Aux voleurs


Après l'évocation de la Constantinople du XVIe siècle de Parle-leur de batailles, de rois et d'éléphants, dans lequel Mathias Enard revenait sur la découverte de l'Orient par Michel-Ange, invité par le sultan Bayezid le Juste pour construire un pont sur la Corne d'Or, son dernier roman, Rue des voleurs (Actes Sud), s'ancre de plain-pied dans l'actualité brûlante du Printemps arabe et de la crise économique ébranlant un peu plus les pays du Sud de l'Europe.
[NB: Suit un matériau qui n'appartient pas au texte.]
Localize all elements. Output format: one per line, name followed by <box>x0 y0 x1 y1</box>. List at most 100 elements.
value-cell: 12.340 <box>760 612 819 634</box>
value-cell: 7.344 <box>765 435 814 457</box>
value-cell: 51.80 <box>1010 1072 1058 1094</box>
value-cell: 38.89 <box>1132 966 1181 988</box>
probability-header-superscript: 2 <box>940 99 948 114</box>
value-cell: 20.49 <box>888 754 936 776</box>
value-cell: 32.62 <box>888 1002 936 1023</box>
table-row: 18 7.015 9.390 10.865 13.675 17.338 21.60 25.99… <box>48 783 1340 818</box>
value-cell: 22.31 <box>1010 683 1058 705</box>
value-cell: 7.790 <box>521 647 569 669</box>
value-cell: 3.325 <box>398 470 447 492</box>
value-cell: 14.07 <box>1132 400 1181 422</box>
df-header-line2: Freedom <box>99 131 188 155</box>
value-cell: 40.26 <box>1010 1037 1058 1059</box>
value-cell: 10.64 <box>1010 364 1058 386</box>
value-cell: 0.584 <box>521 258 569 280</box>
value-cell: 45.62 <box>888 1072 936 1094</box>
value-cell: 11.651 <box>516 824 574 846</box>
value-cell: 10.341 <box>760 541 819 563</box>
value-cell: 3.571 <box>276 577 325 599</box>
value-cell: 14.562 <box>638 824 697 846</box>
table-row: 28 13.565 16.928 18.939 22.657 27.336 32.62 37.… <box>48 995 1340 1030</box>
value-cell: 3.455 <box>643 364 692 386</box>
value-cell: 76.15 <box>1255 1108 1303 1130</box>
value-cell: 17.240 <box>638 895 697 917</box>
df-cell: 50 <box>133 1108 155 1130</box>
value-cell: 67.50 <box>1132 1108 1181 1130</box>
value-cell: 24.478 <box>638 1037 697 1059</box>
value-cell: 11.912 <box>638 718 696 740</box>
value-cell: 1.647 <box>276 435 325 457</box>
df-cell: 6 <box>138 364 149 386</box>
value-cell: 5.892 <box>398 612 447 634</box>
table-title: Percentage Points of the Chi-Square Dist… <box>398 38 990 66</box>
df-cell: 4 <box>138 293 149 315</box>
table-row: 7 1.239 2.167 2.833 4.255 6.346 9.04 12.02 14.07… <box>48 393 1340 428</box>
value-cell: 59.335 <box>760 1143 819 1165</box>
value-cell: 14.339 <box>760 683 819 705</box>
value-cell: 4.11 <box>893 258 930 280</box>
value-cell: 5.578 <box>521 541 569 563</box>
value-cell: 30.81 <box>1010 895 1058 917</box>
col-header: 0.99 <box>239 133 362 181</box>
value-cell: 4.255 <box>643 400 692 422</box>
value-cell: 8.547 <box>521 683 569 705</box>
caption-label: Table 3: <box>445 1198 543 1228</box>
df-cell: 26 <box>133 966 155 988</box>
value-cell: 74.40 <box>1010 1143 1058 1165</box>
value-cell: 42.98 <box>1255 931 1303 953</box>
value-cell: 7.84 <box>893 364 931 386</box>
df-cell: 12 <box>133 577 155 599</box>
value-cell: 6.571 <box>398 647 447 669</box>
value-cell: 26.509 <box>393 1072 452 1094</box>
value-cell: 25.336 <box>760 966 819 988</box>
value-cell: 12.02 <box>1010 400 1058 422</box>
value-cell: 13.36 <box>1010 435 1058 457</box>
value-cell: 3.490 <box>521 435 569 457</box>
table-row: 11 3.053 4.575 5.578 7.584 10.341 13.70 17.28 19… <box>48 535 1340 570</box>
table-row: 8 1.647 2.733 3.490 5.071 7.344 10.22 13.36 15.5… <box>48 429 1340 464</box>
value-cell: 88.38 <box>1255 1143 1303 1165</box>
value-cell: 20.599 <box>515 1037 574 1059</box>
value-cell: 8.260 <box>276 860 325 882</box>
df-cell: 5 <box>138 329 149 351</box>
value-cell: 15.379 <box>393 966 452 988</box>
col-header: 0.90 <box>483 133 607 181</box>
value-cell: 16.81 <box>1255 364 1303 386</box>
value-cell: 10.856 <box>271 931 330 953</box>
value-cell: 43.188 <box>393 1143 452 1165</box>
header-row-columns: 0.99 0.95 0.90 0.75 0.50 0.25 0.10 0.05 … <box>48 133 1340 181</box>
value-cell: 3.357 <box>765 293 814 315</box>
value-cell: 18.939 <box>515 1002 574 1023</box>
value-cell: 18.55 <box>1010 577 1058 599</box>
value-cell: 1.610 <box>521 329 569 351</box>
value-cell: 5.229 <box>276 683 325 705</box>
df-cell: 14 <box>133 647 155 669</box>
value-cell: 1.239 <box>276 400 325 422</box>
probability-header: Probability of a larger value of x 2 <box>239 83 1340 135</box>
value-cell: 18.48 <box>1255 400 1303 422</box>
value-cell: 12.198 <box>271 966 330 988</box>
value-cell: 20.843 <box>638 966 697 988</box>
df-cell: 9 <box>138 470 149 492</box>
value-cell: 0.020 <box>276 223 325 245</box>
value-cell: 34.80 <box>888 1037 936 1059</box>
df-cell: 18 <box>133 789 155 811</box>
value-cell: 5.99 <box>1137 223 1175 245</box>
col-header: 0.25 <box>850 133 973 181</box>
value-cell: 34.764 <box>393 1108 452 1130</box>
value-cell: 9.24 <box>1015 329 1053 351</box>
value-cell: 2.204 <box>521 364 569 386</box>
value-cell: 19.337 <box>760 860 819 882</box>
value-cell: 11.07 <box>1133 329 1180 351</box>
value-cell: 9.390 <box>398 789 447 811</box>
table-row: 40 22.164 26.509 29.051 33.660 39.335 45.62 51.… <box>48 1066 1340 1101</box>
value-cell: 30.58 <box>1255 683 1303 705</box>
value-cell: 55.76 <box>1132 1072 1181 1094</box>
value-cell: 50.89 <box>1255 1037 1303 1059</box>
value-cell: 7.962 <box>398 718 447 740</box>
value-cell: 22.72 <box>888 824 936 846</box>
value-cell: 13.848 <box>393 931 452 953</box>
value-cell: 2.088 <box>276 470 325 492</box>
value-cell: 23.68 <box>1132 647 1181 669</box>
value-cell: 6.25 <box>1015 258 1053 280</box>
Lakhdar, jeune Marocain vivant à Tanger, est chassé de sa famille après avoir fauté en couchant avec sa cousine. Livré à la rue, à l'errance, dépossédé de tout, il choisira de se lancer dans un périple à travers l'Espagne (jusqu'à Barcelone), dont les côtes visibles depuis Tanger sont la porte d'entrée vers un Eldorado européen fantasmé. Débouchant sur la découverte d'une société espagnole exsangue et d'une misère insoupçonnée par Lakhdar, ce livre est, plus qu'un album de voyage, le récit de la quête identitaire d'un héros se construisant à travers l'écriture, la langue et qui affirme : «je suis ce que j'ai lu, je suis ce que j'ai vu, j'ai en moi autant d'arabe que d'espagnol et de français, je me suis multiplié dans ces miroirs jusqu'à me perdre ou me construire, image fragile, image en mouvement.» Son auteur, lui, fera halte à la librairie Passages jeudi 22 novembre.